Au micro d’Initiale #7 - Pierre Cheminade, rédacteur en chef de La Tribune à Bordeaux

Figure incontournable du journal La Tribune à Bordeaux, il connaît le tissu économique et politique local mieux que personne. Avec son sac à dos, son vélo, ses scoops et ses questions jamais complaisantes, Pierre Cheminade s’est taillé une place de choix dans le paysage médiatique bordelais. Rencontre avec un amoureux de son métier pour cette 7e édition du Micro d'Initiale.

Peux-tu revenir sur les temps forts de ton parcours ?

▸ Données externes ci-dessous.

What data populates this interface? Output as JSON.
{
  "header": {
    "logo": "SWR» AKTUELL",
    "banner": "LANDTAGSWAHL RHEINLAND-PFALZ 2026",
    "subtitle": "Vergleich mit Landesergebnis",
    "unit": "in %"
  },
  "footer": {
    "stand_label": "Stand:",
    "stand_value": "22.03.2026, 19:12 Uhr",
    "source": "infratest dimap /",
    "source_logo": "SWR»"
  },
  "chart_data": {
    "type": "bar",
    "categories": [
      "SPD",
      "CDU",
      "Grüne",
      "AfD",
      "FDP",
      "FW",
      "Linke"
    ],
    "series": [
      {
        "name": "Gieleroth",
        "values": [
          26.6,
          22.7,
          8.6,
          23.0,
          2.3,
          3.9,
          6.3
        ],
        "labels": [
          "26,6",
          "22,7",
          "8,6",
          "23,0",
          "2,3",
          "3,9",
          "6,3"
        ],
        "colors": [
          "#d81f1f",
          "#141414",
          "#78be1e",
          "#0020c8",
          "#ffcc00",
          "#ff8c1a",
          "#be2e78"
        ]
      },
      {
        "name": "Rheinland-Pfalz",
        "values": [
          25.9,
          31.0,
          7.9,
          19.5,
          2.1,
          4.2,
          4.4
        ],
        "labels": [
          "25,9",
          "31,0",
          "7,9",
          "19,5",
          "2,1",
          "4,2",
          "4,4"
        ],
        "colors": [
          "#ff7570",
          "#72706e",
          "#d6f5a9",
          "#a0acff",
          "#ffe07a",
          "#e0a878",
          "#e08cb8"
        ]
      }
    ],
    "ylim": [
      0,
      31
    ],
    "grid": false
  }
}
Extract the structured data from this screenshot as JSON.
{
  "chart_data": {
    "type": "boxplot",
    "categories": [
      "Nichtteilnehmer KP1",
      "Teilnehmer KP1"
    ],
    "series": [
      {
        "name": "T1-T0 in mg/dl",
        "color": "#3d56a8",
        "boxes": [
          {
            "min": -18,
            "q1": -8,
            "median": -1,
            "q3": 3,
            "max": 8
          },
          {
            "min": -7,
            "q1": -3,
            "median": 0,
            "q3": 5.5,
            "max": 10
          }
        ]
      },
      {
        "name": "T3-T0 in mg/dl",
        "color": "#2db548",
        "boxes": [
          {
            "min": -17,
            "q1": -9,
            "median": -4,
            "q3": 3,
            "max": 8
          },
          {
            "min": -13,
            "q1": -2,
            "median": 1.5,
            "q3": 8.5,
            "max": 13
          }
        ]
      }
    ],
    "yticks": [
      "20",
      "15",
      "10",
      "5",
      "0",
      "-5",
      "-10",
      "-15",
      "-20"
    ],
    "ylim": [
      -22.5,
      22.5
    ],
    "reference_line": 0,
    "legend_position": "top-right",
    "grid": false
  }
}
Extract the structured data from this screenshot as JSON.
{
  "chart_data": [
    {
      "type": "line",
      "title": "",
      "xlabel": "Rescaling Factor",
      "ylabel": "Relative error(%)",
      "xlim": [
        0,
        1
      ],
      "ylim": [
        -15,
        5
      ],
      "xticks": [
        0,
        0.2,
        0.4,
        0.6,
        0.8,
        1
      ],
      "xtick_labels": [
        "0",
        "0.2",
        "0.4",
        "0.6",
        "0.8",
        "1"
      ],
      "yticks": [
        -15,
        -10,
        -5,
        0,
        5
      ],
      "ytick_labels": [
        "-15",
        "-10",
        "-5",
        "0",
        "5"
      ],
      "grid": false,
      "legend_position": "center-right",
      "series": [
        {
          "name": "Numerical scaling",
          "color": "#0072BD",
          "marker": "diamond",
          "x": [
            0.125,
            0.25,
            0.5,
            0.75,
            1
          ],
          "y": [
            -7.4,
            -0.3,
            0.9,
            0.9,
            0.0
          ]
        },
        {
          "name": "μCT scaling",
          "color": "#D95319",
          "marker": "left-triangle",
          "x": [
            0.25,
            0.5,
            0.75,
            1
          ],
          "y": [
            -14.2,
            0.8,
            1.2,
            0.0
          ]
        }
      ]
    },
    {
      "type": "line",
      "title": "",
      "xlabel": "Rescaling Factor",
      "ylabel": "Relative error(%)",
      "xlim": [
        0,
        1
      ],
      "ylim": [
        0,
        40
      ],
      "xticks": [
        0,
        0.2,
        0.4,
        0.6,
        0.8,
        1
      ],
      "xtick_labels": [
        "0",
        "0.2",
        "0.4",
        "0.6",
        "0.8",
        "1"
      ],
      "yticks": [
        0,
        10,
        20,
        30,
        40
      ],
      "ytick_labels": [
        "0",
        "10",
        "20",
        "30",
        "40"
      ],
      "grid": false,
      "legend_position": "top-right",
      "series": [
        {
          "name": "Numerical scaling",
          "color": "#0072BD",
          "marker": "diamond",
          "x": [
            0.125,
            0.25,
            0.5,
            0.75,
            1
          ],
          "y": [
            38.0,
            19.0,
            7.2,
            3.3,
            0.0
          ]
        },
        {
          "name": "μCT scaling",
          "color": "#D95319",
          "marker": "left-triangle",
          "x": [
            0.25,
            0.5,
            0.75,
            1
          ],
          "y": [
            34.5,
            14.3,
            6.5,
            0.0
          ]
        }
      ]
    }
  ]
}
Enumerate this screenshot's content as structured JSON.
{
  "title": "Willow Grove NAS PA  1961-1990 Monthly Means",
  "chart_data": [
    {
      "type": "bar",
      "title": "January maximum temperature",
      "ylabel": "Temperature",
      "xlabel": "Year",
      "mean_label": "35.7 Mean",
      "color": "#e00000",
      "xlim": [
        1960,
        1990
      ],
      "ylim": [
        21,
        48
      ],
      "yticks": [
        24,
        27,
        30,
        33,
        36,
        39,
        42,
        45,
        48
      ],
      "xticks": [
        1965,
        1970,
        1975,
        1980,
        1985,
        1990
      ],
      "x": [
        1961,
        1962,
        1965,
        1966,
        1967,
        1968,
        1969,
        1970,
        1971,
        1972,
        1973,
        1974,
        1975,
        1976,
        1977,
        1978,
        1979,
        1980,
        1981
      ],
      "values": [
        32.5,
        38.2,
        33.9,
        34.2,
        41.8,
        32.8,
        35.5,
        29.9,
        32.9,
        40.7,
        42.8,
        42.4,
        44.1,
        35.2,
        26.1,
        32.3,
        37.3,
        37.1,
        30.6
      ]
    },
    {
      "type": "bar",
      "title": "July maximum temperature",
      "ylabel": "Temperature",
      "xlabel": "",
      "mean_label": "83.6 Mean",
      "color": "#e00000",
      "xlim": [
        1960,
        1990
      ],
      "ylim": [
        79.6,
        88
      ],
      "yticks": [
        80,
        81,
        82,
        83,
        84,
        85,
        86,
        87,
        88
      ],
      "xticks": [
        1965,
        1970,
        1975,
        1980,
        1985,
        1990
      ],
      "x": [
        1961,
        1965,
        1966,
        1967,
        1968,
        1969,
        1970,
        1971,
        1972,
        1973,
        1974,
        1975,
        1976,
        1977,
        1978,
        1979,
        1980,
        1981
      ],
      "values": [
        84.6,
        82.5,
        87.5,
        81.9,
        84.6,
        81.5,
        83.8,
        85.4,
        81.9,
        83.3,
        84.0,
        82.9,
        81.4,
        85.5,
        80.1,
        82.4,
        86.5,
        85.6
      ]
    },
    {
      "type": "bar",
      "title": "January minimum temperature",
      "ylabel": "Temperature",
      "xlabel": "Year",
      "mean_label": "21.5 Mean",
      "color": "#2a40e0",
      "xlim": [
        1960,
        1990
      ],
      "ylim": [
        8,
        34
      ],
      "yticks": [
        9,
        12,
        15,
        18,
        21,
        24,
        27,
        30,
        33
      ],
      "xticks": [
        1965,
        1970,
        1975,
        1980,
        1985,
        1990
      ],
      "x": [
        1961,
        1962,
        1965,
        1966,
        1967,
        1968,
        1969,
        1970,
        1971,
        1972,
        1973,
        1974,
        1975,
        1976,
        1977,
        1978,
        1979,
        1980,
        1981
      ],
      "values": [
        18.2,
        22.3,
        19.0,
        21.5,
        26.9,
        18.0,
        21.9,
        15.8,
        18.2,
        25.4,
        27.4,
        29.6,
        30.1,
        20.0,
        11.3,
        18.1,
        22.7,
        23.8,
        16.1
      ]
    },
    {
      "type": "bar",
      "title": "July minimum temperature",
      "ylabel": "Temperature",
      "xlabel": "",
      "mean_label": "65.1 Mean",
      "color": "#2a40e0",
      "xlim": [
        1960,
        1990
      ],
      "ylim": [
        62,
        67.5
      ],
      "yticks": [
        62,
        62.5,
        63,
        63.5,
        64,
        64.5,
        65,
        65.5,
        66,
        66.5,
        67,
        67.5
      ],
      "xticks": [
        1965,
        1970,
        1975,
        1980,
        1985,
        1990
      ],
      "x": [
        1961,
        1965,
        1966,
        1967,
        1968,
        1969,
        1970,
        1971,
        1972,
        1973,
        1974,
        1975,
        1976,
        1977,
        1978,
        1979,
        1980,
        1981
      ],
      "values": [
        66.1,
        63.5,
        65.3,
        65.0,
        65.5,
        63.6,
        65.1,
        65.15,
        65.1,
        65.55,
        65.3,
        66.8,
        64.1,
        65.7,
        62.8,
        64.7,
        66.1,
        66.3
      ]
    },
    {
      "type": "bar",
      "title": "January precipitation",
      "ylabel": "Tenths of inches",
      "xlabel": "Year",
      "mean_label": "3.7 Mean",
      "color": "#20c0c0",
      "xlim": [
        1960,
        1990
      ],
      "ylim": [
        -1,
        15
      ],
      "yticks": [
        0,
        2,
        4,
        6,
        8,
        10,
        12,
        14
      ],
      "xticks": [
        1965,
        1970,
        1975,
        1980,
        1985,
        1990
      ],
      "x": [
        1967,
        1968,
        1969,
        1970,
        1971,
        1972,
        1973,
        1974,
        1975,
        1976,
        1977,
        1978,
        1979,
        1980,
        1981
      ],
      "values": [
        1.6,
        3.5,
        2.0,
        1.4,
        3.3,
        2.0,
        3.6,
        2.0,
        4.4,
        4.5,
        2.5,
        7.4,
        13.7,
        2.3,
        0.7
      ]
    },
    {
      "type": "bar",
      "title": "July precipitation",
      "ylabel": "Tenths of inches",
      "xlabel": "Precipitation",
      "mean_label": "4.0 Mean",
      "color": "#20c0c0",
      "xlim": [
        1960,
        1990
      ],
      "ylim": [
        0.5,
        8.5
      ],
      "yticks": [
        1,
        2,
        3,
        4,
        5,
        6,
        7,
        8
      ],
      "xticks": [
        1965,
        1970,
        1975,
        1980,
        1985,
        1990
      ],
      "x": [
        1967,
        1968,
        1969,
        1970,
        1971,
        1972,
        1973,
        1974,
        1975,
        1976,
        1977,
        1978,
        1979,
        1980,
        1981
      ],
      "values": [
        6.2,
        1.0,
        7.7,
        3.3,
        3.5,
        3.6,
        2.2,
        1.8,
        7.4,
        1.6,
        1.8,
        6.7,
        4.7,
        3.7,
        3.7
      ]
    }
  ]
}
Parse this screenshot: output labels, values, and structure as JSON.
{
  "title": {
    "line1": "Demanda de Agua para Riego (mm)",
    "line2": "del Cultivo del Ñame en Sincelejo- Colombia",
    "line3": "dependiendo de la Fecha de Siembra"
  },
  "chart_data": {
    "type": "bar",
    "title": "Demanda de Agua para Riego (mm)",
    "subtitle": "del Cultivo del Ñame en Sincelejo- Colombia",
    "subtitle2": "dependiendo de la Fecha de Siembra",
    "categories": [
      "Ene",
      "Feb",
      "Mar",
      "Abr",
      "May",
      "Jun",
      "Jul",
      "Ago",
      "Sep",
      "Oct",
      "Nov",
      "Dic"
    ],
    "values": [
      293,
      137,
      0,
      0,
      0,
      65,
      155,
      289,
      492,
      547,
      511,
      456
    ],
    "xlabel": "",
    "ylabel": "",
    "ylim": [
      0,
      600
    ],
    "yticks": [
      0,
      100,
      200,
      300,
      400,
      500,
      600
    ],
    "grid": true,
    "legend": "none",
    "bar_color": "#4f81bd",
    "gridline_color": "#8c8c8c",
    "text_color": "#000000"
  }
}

J’ai commencé à l’agence de presse professionnelle AEF sur les questions d’urbanisme et de logement. J’y suis resté 4 ans, avant de rejoindre la Gazette des Communes, un titre de presse spécialisé collectivités – web et print avec son hebdo, ce qui implique une importante production éditoriale. J’étais alors en charge des sujets finances locales : je suivais les débats au Parlement et les relations élus/ministères.
En 2017, j’ai rejoint la rédaction de La Tribune à Bordeaux, dont je suis rédacteur en chef depuis 2020. Mes interlocuteurs et mes sujets ont changé ! Les premiers ont rajeuni (rires), je suis passé des sénateurs aux startupers ; les seconds sont devenus plus variés car l’économie locale c’est à la fois l’industrie, l’immobilier, l’agriculture, l’énergie, la mobilité, l’aéronautique, l’ESS…

Qu’aimerais-tu dire au jeune Pierre Cheminade qui sort de l’IPJ (Institut Pratique du Journalisme), à l’aube de sa carrière ?

J’ai été diplômé en pleine crise des subprimes. A l’époque, on se questionnait sur les débouchés, on avait peur de ne pas trouver de travail. Alors je dirais au jeune Pierre que du boulot, il y en aura parce que les médias ne cessent de se réinventer et qu’il y a plein d’opportunités.
J’ai une formation radio à l’origine, et il se trouve que le média de la voix s’est énormément transformé depuis 10 ans avec l’apparition des podcasts, des formats longs. Par exemple, la plateforme de Radio France est incroyablement riche. Donc je lui dirais aussi peut-être de persévérer dans la radio ! 

Depuis 2017, comment est structurée l’équipe de La Tribune et comment s’organise votre vie interne ?

Nous sommes 2 journalistes en CDI à temps plein et nous travaillons avec des pigistes à Bordeaux, Anglet et Limoges pour couvrir la région Nouvelle-Aquitaine. On n’a pas de périmètre délimité, on travaille en fonction des appétences de chacun. Si l’un de nous suit un secteur, une entreprise, une problématique, il restera un peu naturellement sur ses sujets parce qu’il a le recul, l’historique et les relations. 
Par ailleurs, on travaille tous les jours avec la rédaction à Paris et les autres journaux pour coordonner l’offre de La Tribune qui est un seul et même journal. Le titre a été racheté par CMA-CGM en juillet dernier avec l’ambition de monter en puissance éditoriale avec des recrutements, des budgets, et le lancement de La Tribune Dimanche le 7 octobre dernier.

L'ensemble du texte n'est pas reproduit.